To keep that from happening, Murphy and Dornfeld came up with a technique they called the “living line,” whereby they would draw lines on paper and capture them with an old-school, down-shooter still camera, and then take the shots through a proprietary software renderer developed at CFE to make computer-based lines that looked like they had been drawn in pencil. Characters were then animated and composited digitally using Autodesk’s Maya, Eyeon’s Fusion, and Adobe’s After Effects and Illustrator—a faster, more efficient process that resulted in more subtle nuances in characters’ actions.



In addition to creating animated sequences, CFE also handled all the VFX work, which included turning summer into winter, set extension and background replacement, and the unusual task of establishing a moldy piece of cheese as a key storytelling element.

As Diary aficionados know, the cheese, left behind on the school yard pavement, carries a curse worse than cooties to anyone who dares to touch it.
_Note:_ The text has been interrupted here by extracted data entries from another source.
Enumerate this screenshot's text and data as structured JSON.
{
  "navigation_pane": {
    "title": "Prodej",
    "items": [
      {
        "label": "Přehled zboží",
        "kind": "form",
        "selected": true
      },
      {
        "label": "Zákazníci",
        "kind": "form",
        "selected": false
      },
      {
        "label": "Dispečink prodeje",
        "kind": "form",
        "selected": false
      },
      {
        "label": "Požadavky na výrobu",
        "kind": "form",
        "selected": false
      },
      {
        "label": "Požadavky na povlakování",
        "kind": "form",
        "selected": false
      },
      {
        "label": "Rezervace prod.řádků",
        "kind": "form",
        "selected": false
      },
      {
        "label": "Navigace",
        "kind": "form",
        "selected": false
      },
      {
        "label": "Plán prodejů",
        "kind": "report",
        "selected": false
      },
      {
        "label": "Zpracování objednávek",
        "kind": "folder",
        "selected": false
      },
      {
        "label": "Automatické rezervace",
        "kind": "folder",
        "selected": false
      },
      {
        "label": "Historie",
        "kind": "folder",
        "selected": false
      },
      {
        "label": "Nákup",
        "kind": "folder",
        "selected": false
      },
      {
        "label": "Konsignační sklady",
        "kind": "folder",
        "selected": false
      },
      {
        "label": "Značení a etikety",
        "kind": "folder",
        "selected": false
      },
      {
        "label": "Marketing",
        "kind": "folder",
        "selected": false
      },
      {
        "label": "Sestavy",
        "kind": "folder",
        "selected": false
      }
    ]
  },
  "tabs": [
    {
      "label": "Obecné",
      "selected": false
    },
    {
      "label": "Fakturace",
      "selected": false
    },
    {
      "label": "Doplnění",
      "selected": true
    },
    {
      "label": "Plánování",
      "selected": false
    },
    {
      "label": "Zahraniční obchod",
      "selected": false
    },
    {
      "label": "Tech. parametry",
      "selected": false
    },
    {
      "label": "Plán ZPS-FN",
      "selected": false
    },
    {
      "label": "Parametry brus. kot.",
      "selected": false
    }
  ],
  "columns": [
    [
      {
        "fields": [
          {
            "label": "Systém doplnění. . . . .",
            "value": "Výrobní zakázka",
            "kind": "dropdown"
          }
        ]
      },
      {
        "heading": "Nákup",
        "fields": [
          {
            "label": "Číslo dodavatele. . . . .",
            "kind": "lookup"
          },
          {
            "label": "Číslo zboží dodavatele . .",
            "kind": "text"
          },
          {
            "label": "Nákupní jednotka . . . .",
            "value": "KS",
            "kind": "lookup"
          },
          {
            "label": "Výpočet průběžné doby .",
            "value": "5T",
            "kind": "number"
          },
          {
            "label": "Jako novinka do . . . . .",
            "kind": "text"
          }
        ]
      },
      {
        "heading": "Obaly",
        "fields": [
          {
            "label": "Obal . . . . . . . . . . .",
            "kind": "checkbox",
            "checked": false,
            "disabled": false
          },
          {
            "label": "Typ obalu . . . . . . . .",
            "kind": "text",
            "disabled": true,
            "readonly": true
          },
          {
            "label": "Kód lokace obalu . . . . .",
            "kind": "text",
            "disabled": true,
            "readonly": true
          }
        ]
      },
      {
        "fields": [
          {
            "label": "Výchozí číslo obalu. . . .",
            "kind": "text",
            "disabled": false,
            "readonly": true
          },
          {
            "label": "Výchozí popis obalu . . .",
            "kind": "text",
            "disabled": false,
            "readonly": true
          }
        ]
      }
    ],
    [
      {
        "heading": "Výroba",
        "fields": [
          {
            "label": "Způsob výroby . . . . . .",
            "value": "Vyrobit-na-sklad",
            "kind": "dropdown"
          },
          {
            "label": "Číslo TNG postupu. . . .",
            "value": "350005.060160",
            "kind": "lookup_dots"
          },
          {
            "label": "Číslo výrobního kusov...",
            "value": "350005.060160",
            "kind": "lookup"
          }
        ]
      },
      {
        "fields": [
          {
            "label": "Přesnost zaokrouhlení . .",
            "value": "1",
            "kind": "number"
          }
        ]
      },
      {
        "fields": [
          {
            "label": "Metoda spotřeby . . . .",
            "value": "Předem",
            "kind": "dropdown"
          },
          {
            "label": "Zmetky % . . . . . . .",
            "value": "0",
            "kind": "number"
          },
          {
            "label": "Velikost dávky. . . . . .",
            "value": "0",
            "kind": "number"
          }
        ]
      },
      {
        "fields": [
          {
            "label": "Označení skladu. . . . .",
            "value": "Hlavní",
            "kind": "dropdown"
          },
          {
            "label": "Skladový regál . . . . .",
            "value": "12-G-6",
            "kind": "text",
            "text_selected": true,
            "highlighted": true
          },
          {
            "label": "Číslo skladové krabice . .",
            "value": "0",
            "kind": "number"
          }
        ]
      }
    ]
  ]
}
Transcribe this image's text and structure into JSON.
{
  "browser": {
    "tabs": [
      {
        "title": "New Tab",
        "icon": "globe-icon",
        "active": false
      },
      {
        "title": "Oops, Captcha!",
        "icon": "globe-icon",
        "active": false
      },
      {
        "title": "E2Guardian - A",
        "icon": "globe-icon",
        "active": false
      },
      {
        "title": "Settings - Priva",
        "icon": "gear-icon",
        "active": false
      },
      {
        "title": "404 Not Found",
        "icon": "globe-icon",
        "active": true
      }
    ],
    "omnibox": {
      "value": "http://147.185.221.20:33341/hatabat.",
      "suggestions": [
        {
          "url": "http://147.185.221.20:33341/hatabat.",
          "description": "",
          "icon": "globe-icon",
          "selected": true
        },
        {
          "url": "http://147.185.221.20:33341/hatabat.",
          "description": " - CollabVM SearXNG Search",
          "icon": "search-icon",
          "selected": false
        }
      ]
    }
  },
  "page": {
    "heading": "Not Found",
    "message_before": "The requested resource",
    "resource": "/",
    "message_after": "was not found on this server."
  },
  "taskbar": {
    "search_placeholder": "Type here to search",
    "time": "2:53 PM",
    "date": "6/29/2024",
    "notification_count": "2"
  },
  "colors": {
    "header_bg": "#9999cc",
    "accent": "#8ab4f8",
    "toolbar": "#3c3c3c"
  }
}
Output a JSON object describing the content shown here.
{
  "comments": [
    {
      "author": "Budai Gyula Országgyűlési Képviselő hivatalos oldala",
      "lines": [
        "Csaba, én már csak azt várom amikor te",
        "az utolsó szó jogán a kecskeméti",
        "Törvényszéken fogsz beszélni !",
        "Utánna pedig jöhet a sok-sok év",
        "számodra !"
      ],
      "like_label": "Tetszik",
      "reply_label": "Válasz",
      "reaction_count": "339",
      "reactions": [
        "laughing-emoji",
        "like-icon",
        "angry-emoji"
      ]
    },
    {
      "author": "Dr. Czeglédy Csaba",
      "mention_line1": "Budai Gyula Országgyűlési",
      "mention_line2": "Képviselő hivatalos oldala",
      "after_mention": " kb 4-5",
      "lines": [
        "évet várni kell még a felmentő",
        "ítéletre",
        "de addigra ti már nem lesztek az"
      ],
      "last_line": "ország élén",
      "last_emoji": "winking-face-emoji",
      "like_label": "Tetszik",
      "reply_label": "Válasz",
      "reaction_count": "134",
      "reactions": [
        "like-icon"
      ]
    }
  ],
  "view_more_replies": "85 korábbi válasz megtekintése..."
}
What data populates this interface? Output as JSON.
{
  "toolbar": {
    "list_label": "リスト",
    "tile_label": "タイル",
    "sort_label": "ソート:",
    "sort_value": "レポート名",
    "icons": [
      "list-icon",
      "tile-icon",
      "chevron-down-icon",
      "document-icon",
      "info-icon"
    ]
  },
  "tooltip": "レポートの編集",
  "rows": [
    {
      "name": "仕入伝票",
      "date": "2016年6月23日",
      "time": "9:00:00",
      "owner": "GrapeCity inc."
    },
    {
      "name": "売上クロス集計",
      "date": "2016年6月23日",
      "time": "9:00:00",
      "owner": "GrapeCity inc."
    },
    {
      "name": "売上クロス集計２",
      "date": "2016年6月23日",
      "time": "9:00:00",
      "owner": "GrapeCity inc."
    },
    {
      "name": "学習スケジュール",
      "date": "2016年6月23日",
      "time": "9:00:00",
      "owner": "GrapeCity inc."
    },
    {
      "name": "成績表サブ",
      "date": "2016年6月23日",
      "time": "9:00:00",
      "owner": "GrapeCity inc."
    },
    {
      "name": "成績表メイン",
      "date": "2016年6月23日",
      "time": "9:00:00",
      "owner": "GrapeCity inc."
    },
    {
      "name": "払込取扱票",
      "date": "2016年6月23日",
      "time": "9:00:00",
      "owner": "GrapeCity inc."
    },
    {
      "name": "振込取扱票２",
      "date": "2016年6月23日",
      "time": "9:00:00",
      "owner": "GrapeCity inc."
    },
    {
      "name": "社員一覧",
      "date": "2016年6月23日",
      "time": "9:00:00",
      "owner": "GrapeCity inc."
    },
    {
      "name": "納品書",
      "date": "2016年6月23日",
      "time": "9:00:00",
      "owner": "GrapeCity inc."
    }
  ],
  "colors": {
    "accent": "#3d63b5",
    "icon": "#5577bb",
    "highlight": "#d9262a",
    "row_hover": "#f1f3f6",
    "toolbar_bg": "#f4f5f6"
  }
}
And in the movie, the “cheese touch” factors into the resolution of the movie’s main conflict. “The cheese actually plays a fairly important role,” says Dornfeld. “It’s woven in and out of the story to mark the passage of time and highlight important events.” To associate the cheese with time changes, CFE applied a pseudo time-lapse technique with stop motion and motion control to transition the cheese and its surroundings into different states—from growing mold to weathering snow, rain, and summer heat.

Another VFX transformation in the movie is CFE’s work in turning scenes shot during early fall into a winter wonderland. In one snowman-making scene, actors (and a made-of-real-snow snowman) were shot against bluescreen, while CFE created an entire background and foreground, complete with snow-covered houses, placed photographically in 3D; CG moving clouds and bushes; and background actors shot and composited into the scene.

CFE’s small, focused team of 18 artists and animators completed all the work on the movie in just six months. “We enjoy working so intimately with directors and creators like Jeff on projects that are close to their hearts, and so beloved by fans,” says Dornfeld. “It was wonderful to have them choose us to lift these characters off the page for the first time.”